Jesse Drucker of Bloomberg News says in a report published on Wednesday that Ortega has a property empire worth $10bn and “in the past four months alone, Ortega has spent almost $1bn purchasing properties in Manhattan’s meatpacking district, London’s West End, Beverly Hills’ Rodeo Drive and Barcelona’s main shopping drag, Passeig de Gracia. He recently paid one of the highest prices per square foot ever for a London office building.”

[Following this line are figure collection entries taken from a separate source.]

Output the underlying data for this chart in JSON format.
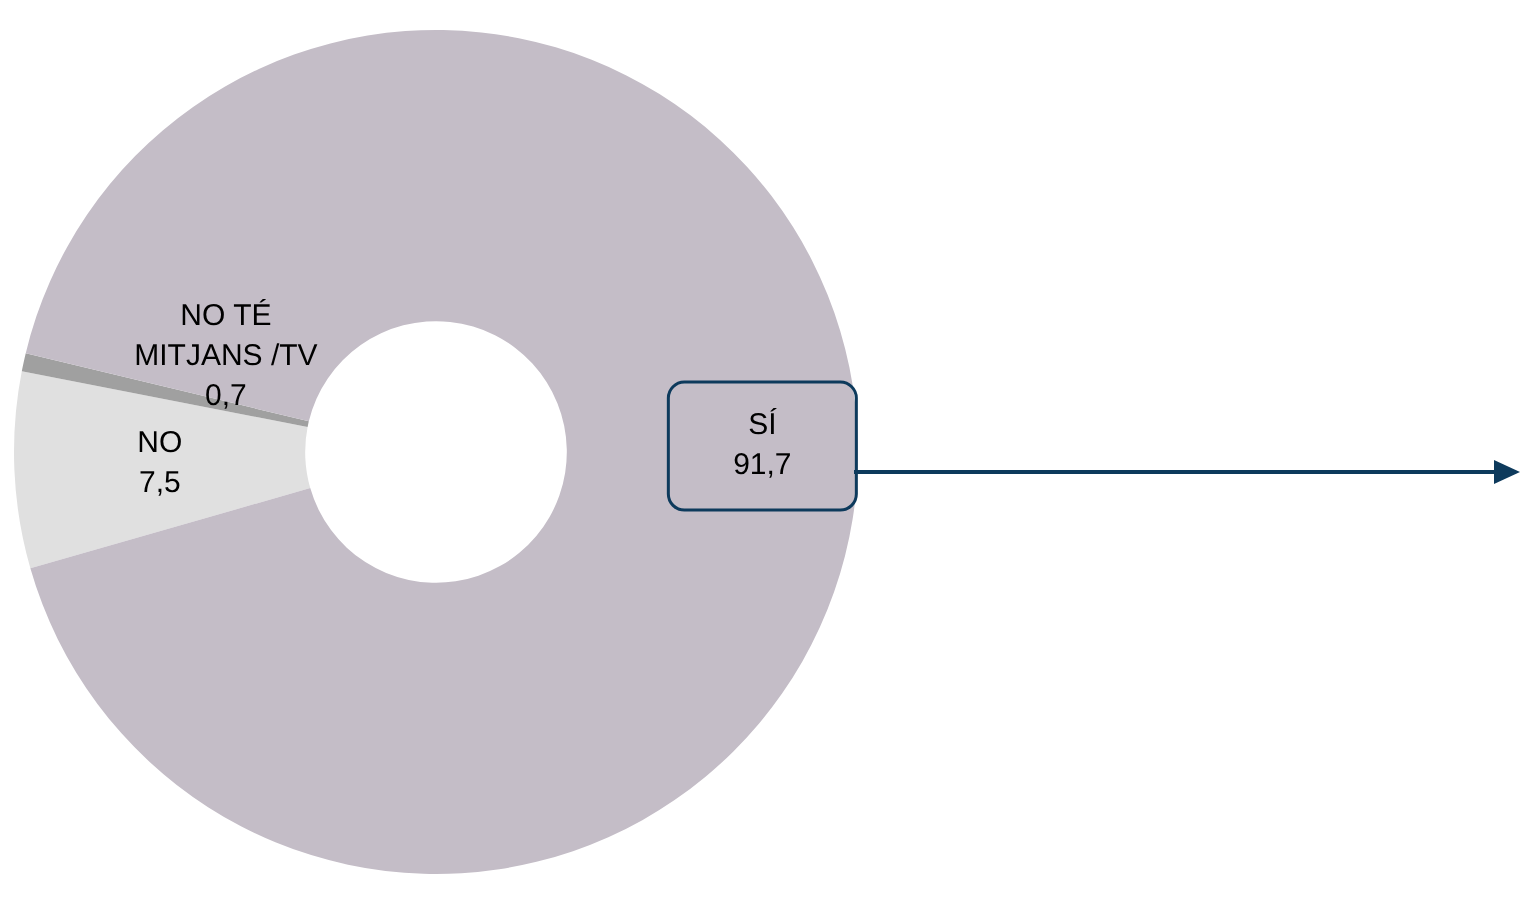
{
  "chart_data": {
    "type": "donut",
    "categories": [
      "NO",
      "NO TÉ MITJANS /TV",
      "SÍ"
    ],
    "values": [
      7.5,
      0.7,
      91.7
    ],
    "value_labels": [
      "7,5",
      "0,7",
      "91,7"
    ],
    "colors": [
      "#e0e0e0",
      "#a0a0a0",
      "#c4bdc7"
    ],
    "legend": false
  }
}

Last month Jesse Drucker reported that in “the past five years, Inditex has shifted almost $2bn in profits to a tiny unit operating in the Netherlands and Switzerland, records show. Although that subsidiary employs only about 0.1% of Inditex’s worldwide workforce, it reported almost 20% of the parent company’s global profits last year, according to company filings.
In part because of this profit shifting, Zara reports narrow margins in many high-tax countries, trimming its taxes in some of its biggest European markets. In Italy, Germany, France and the UK, Zara has recorded average profit margins from 3 to 5% since 2009, corporate filings show.”

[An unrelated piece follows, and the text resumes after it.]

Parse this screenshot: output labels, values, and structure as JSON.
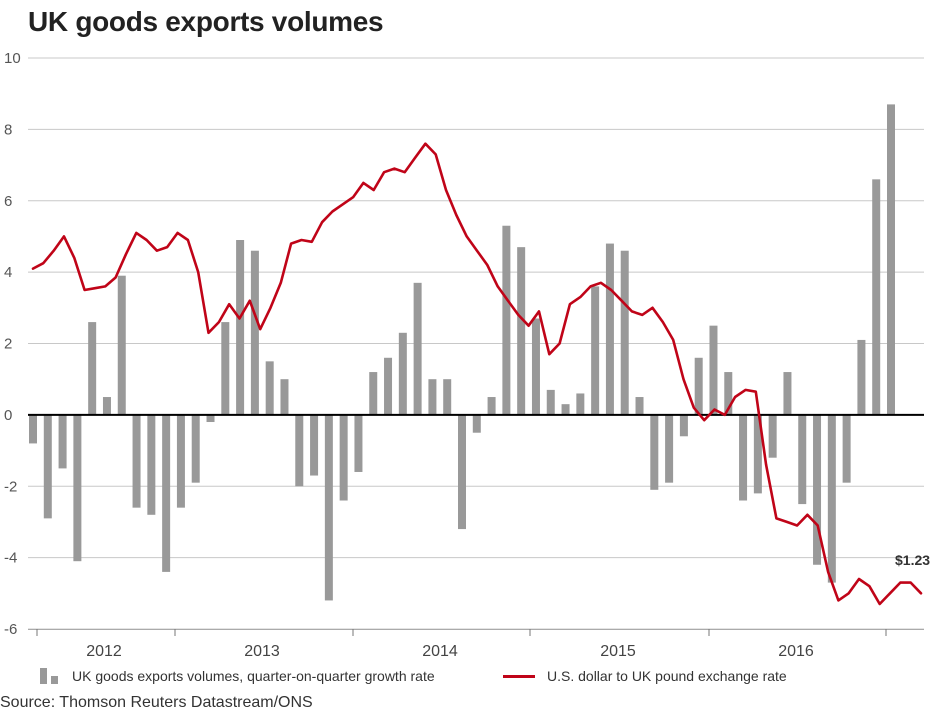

Reuters reports that Inditex posted pre-tax profits for the year to 15 March slipped 2.5% to €3.05bn despite a 4.9% rise in sales to €16.72bn as consumer spending bounced back in southern European markets.
Inditex, which owns the Pull & Bear, Massimo Dutti, Bershka, Stradivarius, Oysho, Lefties and Urterque brands as well as Zara, also revealed plans to increase investment in refurbishments and new stores from €1.2bn last year to €1.35bn, allowing it add up to 500 new stores this year compared to 330 in 2013.